Aujourd’hui, j’avais envie de vous conter l’histoire d’une cathédrale. Oh, pas n’importe quelle cathédrale ! MA cathédrale. Celle que je vois depuis mon balcon. Celle dont le carillon rythme la vie de ma ville. Cette cathédrale, c’est Saint-Pierre de Beauvais, l’une des plus belles incarnations du péché d’orgueil à travers les siècles.
Voilà la fascinante histoire d’un phénix un poil présomptueux, mais qui fait la fierté de toute la ville.
Péché d’orgueil n°1 : le concours de biiiiip
Nous sommes en novembre 1225. J’imagine les hommes et les femmes de l’époque pester contre le brouillard tenace qui règne ce matin-là (il devait y avoir du brouillard, il y en a presque tous les jours de novembre en Picardie). Mais ce brouillard a un je-ne-sais-quoi différent. Il est un peu sombre et porte une odeur âcre. Un incendie ! La vieille cathédrale de style carolingien tardif est en train de flamber, et les dégâts sont considérables.
L’évêque de l’époque y voit une formidable opportunité pour bâtir une nouvelle cathédrale. Et surtout de briller en société. Qu’à cela ne tienne, SA cathédrale sera la plus grande de toute la chrétienté (rien que ça) ! Vu les querelles de clocher entre les évêchés au XIIIe siècle, il n’était de toute façon pas concevable de faire plus petit qu’Amiens, qui était alors ce qui se faisait de plus vaste dans le monde gothique à l’époque.

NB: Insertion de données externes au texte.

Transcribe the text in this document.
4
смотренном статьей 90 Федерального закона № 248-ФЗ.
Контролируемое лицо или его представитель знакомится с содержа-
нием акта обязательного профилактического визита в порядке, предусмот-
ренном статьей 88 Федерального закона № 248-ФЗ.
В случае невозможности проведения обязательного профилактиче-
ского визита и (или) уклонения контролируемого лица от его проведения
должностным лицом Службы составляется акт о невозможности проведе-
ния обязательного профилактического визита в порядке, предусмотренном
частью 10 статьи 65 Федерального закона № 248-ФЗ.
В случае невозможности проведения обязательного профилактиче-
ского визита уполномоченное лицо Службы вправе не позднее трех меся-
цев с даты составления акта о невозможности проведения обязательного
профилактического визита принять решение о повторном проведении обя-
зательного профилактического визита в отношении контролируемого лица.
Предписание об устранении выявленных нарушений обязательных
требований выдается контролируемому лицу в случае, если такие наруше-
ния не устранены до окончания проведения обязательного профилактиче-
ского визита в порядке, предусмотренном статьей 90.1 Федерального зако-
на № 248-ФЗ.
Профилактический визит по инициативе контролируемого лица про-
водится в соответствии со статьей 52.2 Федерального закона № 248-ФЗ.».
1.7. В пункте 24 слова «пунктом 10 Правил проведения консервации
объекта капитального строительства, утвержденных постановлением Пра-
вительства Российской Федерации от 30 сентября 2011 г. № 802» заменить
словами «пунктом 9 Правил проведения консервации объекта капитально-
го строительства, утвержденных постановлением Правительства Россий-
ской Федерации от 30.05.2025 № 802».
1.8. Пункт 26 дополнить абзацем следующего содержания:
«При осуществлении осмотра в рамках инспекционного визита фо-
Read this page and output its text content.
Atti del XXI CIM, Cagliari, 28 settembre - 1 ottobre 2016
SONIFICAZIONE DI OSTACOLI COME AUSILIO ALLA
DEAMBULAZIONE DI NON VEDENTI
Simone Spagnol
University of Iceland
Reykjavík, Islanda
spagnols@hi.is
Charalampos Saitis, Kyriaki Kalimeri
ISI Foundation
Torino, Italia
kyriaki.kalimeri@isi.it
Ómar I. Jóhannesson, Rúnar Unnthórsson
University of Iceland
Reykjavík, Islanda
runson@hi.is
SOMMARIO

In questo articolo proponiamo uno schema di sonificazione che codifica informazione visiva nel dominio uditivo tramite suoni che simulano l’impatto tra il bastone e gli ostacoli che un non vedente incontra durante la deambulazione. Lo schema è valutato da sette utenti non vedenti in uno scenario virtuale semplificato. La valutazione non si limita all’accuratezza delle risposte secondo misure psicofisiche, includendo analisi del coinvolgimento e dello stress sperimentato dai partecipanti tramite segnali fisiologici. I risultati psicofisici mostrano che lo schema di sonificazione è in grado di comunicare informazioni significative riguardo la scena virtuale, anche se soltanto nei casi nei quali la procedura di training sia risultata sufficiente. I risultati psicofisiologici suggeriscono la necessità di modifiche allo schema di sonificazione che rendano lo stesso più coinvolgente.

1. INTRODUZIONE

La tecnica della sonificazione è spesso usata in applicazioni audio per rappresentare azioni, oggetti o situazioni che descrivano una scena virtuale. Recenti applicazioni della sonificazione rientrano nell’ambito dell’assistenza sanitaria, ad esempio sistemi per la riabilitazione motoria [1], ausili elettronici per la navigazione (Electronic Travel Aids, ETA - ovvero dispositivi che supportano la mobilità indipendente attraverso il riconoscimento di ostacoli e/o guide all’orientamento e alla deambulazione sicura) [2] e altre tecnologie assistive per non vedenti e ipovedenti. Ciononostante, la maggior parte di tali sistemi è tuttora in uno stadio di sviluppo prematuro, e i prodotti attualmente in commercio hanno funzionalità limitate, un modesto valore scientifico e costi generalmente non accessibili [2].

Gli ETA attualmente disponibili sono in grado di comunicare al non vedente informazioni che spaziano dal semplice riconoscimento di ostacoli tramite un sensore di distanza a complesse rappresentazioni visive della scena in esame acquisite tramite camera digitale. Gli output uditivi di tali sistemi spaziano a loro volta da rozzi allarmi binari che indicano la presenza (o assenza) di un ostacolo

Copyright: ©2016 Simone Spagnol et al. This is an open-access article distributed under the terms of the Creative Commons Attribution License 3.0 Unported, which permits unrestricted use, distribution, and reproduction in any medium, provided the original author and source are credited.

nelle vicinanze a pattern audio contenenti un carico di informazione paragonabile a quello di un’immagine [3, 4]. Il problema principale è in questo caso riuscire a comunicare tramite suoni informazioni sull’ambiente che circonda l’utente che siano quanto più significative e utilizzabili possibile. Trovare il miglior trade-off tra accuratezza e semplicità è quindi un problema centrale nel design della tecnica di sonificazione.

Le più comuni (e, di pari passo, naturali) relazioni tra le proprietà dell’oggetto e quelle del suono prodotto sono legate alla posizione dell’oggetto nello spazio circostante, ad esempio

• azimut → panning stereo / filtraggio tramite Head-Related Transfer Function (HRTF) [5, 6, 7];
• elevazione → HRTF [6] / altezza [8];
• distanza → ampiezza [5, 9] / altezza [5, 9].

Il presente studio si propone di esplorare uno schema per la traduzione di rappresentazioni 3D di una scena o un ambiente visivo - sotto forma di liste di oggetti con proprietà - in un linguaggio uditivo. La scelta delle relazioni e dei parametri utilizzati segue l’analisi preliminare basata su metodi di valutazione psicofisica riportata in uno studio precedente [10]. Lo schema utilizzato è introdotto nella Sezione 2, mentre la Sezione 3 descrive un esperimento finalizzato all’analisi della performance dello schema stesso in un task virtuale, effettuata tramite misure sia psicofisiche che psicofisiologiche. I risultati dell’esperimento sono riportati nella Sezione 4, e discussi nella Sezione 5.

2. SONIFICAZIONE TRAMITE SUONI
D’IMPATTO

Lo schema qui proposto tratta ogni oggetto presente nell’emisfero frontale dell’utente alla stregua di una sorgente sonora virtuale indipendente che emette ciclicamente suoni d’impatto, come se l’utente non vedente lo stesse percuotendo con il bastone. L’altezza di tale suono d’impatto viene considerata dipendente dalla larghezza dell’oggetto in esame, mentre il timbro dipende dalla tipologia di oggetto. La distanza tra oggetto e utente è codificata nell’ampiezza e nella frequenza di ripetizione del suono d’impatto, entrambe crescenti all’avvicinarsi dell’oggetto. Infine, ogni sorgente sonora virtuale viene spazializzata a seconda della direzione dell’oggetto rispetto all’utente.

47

Au caprice d’un évêque s’ajoutera une vision un tantinet audacieuse et optimiste des bâtisseurs de cathédrale, et voilà les conditions réunies pour un premier epic fail. Douze ans seulement après l’achèvement du chœur, patatras ! Une tempête exceptionnelle. Le vent, d’une puissance inquiétante, fait vaciller quelques arcs-boutants. L’épaisseur de ceux-ci avait été réduite pour faire entrer davantage de lumière. Mauvais choix. Avec une telle hauteur, l’édifice offrait une prise au vent importante et nécessitait au contraire une structure renforcée. Des dégâts sur un arc-boutant déstabilisent la cathédrale, qui se résume alors à son seul chœur, et entraîne l’effondrement de quelques contreforts et de la plus haute voûte gothique au monde (48,5 mètres – à titre de comparaison, Notre-Dame de Paris est à 33 mètres). On doublera alors les travées du chœur pour consolider l’ensemble de la structure du bâtiment sacré. Ces travaux seront achevés en 1347.
Dans leur course au gigantisme et à l’audace, les architectes du Moyen-Age avaient repoussé les limites techniques un peu trop loin.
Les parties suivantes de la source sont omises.